24 jun. 2014

DEN 2. 18-El perro con ruedas

Tuvo Jack en el pasado dos profundas amistades, y las dos se habían sacrificado por él. Andrew, el legendario corredor, yacía junto con las otras víctimas de la Batalla del Canal en el monumento. Su otro amigo había sido adoptado por Barry. Se trataba de un perro rapiñador, Lenders, cruce de rottweiler y chacal, y a su modo, también una gran leyenda.

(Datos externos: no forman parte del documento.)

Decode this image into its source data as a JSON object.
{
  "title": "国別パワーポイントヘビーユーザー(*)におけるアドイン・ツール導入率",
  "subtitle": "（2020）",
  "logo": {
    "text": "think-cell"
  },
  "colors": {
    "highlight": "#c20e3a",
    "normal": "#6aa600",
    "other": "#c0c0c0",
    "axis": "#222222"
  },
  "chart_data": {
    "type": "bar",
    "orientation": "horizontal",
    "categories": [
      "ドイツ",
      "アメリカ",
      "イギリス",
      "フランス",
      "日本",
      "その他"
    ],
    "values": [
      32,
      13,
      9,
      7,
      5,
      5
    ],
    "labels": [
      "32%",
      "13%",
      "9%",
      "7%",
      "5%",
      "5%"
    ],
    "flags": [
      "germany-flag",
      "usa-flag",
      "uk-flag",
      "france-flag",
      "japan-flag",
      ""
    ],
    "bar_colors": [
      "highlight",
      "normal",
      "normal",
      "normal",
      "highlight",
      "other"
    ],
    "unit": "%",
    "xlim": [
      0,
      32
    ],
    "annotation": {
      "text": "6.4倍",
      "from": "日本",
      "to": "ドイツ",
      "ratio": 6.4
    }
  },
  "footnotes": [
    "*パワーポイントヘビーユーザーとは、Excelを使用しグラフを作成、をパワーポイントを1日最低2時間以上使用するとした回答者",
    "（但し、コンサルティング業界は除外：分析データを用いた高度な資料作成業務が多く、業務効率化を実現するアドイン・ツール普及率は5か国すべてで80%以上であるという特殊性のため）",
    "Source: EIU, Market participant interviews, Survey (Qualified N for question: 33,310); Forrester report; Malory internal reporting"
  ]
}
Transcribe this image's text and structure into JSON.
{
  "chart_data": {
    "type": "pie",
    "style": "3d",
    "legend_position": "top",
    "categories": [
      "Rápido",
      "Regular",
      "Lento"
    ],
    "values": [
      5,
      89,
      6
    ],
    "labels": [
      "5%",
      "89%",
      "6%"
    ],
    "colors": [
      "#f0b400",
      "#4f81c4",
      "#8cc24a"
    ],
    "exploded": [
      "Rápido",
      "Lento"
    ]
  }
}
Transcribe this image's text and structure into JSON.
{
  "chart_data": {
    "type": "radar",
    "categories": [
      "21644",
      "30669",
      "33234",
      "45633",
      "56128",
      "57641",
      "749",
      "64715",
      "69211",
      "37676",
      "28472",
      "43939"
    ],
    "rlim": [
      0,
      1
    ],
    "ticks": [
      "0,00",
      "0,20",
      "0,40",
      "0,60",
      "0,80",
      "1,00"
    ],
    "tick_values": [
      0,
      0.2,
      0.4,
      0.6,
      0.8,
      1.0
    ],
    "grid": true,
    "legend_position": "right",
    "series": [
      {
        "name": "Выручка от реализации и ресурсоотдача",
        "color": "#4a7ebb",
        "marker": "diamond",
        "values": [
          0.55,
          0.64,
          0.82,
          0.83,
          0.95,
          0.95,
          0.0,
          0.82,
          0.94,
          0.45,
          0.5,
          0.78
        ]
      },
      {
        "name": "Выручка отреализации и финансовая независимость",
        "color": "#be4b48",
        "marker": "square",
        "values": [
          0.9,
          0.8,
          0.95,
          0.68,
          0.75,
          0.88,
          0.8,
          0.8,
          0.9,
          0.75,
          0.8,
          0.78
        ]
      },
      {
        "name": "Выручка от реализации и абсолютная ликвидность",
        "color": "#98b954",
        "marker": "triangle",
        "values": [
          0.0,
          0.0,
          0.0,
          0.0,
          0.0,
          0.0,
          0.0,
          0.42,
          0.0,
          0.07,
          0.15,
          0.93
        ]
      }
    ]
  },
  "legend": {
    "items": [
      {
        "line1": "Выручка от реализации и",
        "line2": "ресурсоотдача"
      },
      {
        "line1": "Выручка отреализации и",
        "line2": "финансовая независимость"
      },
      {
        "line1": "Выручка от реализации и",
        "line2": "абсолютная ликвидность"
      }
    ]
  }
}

Había sido el mejor compañero de Jack, su protector en la Zona Fantasma, en aventuras críticas que los habían colocado al borde de la muerte. Y gracias a él, que había sacrificado sus dos patitas traseras para salvarlo —aunque también, como efecto colateral, era el culpable de que a Jack le faltara un trozo de oreja—, había vivido para poder seguir con la venganza escrita en un papel hecho bola.
Aquel reencuentro se convertiría en el más emotivo. En cuanto se vieron, chillotearon ambos y se lanzaron el uno contra el otro en un abrazo lleno de lágrimas, lametones, besos, patadas en la cara y orina de chucho senil. Lenders aulló y pegó gritos histéricos y lloró sin control. Pululaba alrededor una manada de cachorritos y descansando en un rincón de la habitación la madre los miraba con curiosidad. Pasaron muchos minutos hasta que por fin el perro se calmó, aunque aún lanzaba esporádicos chilliditos de emoción.
Pudo ver Jack que Lenders tenía acoplada una silla de ruedas para moverse con una mediana dignidad. Había sido muy arriesgado, pero había salido a pedir de boca: traía consigo, de su estancia en Edén, unas patas de acero biónicas que permitirían al perro recuperar, sino ganar, el potencial que en el pasado exhibió. No sabía si a su vuelta volvería a reencontrarse con su amigo peludo, pero había acabado ganado la apuesta contra la incertidumbre.
—Tengo un manual de instrucciones para el injerto. Aunque no lo parezca, será una operación fácil —le dijo Jack a Barry.
—¡Esto es maravilloso! Qué tecnología…
Jack se puso de cuclillas y dejó las dos patas en el suelo, ofreciéndoselas al perro. Lenders las olisqueó y miró a Jack.
—Son para ti, para que puedas volver a correr.
Y el rottweiler entendió. Y las apartó con el hocico. Y luego con las patas cuando Jack insistió, extrañado. Y dio vueltas por la habitación a toda velocidad, moviendo la cola con gran alegría. Y Jack estaba muy desconcertado. ¡El maldito chucho prefería sus ruedas!